The further the film gets from actually being made, the more grandiose Richard’s proclamations become. What starts as a modest, home-financed project escalates, rhetorically at least, to a big budget movie of $200 million, money that is always arriving, but never arrived. By the end of the documentary Gazowsky’s dream has stretched beyond Gravity to bringing his fictional world to life, promising that the church will, one day, be colonizing other planets.
What Richard knows or believes is difficult to tell. On certain occasions, as when first recounting his dream, he does seem taken by the Holy Spirit. On other occasions, as when he admonishes the city government for demanding back rent, he seems to be cynically using his position as pastor to leverage concessions from others. Where Gazowsky appears most likely to veer into becoming the villain of the piece is when he, arguably, uses his flock’s faith against them to keep his production going.
Most of all, it’s never clear whether Richard is telling a story about the money, or if he truly does believe that it is on its way. Perhaps by the end, as he breaks down into tears during a service, he realizes that he has asked too much of his faithful.
Or perhaps he is regretting or mourning something else entirely. Or releasing stress. Or putting on a show. Jacobs deftly constructs Audience of One so that it is difficult to form a definitive view of Gazowsky, his character, and motivations.
One way in which he achieves this uncertainty is by keeping his film centered on Gazowsky. In part, according to Jacobs’ director’s commentary, this is due to issues of access, in that Richard offered him all of the time in the world, while others did not. But, it is equally clear that Gazowsky, in way or another, needed to be at the heart of the film. On the edges, there are signs of dissent and shaken faith, but Jacobs does not dwell on those.
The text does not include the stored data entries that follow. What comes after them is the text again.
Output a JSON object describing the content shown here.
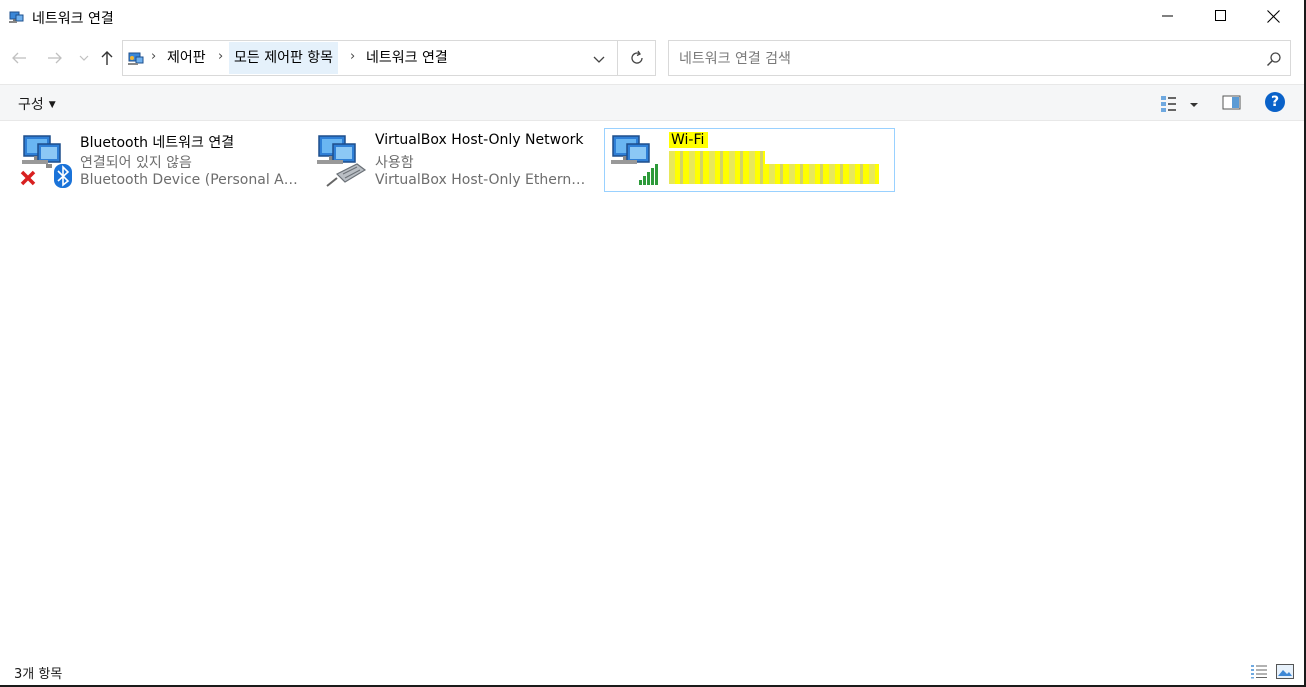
{
  "window": {
    "title": "네트워크 연결",
    "minimize_icon": "minimize-icon",
    "maximize_icon": "maximize-icon",
    "close_icon": "close-icon"
  },
  "nav": {
    "back_icon": "back-arrow-icon",
    "forward_icon": "forward-arrow-icon",
    "recent_icon": "chevron-down-icon",
    "up_icon": "up-arrow-icon"
  },
  "address": {
    "breadcrumbs": [
      "제어판",
      "모든 제어판 항목",
      "네트워크 연결"
    ],
    "separator": "›"
  },
  "search": {
    "placeholder": "네트워크 연결 검색",
    "value": ""
  },
  "toolbar": {
    "organize_label": "구성",
    "help_label": "?"
  },
  "connections": [
    {
      "name": "Bluetooth 네트워크 연결",
      "status": "연결되어 있지 않음",
      "device": "Bluetooth Device (Personal Area ...",
      "icon": "bluetooth-network-icon",
      "disconnected": true
    },
    {
      "name": "VirtualBox Host-Only Network",
      "status": "사용함",
      "device": "VirtualBox Host-Only Ethernet A...",
      "icon": "ethernet-network-icon",
      "disconnected": false
    },
    {
      "name": "Wi-Fi",
      "status": "",
      "device": "",
      "icon": "wifi-network-icon",
      "selected": true
    }
  ],
  "statusbar": {
    "item_count": "3개 항목"
  },
  "colors": {
    "accent": "#0a62c9",
    "selection_border": "#99d1ff",
    "highlight": "#ffff00",
    "breadcrumb_hover": "#e5f1fb"
  }
}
Jacobs’ commentary also provides context and background for the genesis of Audience of One and an extended discussion of the director’s own lack of certainty about Richard. Lacking the commitment of the faithful, but drawn in by Gazowsky’s charisma and the craziness of his vision for the film and for his church, Jacobs never quite commits to a sense of the pastor as charlatan, true believer, or insane.
Maybe it would be most accurate to suggest that he is all three, but it would have been easy enough to edit Audience of One so that he comes across in a more singular way. Instead, Jacobs chooses to share his uncertainty about his subject, a mark also of the director’s discussion of his ethical responsibility towards his subjects. On the whole, the commentary to the documentary is fresh and enlightening, adding new dimensions to the viewing of the film proper.
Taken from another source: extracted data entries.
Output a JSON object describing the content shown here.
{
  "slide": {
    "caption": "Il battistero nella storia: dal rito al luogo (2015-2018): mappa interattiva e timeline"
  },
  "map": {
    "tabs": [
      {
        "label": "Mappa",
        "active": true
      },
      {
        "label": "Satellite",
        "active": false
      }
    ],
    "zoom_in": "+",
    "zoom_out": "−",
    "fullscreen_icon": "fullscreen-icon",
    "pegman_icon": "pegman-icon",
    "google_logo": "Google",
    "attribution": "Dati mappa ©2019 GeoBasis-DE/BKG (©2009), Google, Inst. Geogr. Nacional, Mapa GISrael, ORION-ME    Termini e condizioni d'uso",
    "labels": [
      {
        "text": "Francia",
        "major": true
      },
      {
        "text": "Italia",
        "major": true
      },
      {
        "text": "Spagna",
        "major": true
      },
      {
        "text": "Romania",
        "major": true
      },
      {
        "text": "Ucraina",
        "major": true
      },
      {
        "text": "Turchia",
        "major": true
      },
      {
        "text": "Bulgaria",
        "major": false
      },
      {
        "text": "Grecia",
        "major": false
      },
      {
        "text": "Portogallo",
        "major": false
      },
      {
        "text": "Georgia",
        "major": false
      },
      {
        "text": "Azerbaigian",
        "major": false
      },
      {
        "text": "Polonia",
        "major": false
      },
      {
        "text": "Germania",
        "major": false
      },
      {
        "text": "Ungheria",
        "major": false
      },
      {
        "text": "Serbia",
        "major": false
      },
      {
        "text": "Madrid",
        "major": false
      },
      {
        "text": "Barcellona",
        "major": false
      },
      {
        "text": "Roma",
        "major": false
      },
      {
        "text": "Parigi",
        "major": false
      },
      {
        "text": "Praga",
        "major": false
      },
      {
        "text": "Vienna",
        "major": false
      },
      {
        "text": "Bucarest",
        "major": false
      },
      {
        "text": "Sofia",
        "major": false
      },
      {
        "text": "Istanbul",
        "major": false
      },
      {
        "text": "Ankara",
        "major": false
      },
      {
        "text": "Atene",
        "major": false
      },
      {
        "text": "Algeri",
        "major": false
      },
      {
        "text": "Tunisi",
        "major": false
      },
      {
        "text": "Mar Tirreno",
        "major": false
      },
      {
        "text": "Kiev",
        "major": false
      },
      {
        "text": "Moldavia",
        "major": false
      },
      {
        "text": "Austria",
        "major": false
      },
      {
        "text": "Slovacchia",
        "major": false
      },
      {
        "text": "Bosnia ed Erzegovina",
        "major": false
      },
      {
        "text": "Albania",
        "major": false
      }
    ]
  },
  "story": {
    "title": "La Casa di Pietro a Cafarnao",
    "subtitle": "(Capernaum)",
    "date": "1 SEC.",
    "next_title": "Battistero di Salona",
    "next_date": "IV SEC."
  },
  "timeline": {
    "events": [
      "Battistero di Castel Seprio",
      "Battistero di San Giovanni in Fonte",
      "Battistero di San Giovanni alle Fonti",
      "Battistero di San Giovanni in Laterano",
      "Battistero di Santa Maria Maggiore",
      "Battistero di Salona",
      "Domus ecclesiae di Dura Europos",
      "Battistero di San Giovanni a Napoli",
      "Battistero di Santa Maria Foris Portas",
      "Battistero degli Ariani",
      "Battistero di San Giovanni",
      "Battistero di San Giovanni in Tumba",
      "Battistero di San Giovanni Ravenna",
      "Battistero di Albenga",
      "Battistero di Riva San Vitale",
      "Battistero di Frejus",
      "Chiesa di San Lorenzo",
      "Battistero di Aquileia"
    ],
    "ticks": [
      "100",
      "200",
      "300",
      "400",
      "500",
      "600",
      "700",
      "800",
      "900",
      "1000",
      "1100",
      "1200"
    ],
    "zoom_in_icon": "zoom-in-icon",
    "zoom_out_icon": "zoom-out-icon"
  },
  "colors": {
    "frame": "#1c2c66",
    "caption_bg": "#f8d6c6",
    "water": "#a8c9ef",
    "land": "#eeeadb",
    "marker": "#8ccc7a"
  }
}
The other extras on the DVD include: a trailer, deleted scenes, audio of a musical performance by Gazowsky and his family, which is addressed to Jacobs, and the only two clips of Gravity that have been committed to film.
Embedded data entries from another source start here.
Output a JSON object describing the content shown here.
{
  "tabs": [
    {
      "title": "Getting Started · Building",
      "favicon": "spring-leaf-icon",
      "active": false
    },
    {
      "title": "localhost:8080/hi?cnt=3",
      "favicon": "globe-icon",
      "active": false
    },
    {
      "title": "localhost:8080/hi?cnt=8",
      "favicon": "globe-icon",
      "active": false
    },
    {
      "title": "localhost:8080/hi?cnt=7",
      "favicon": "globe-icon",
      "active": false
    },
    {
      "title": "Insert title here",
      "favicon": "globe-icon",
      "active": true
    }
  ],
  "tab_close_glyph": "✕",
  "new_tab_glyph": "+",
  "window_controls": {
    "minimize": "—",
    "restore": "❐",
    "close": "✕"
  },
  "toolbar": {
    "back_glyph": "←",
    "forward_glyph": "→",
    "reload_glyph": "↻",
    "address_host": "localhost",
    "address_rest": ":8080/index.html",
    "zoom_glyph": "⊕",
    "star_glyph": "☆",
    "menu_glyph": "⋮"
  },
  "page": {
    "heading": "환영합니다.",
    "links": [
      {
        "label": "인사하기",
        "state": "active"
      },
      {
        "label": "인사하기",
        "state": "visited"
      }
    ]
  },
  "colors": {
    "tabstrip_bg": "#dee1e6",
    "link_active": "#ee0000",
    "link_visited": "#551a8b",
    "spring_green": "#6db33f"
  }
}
Audience of One begins with the claim that Gazowksy did not see his first movie until the age of 40. He had his dream a year later. Given the elaborate, and genuinely cinematic nature of his vision, however borrowed from Star Wars it might be, one last question the documentary may leave you with is is whether Richard’s pursuit of Gravity is about the power of God or the power of film.
Rather than impose a particular frame on his subject, Jacobs’ let’s you wonder what, exactly, it is you’re watching unfold, acknowledging not only his own uncertainty, but also the differing readings that viewers are likely to give to a figure like Gazowsky, who will necessarily tests one’s faith in others.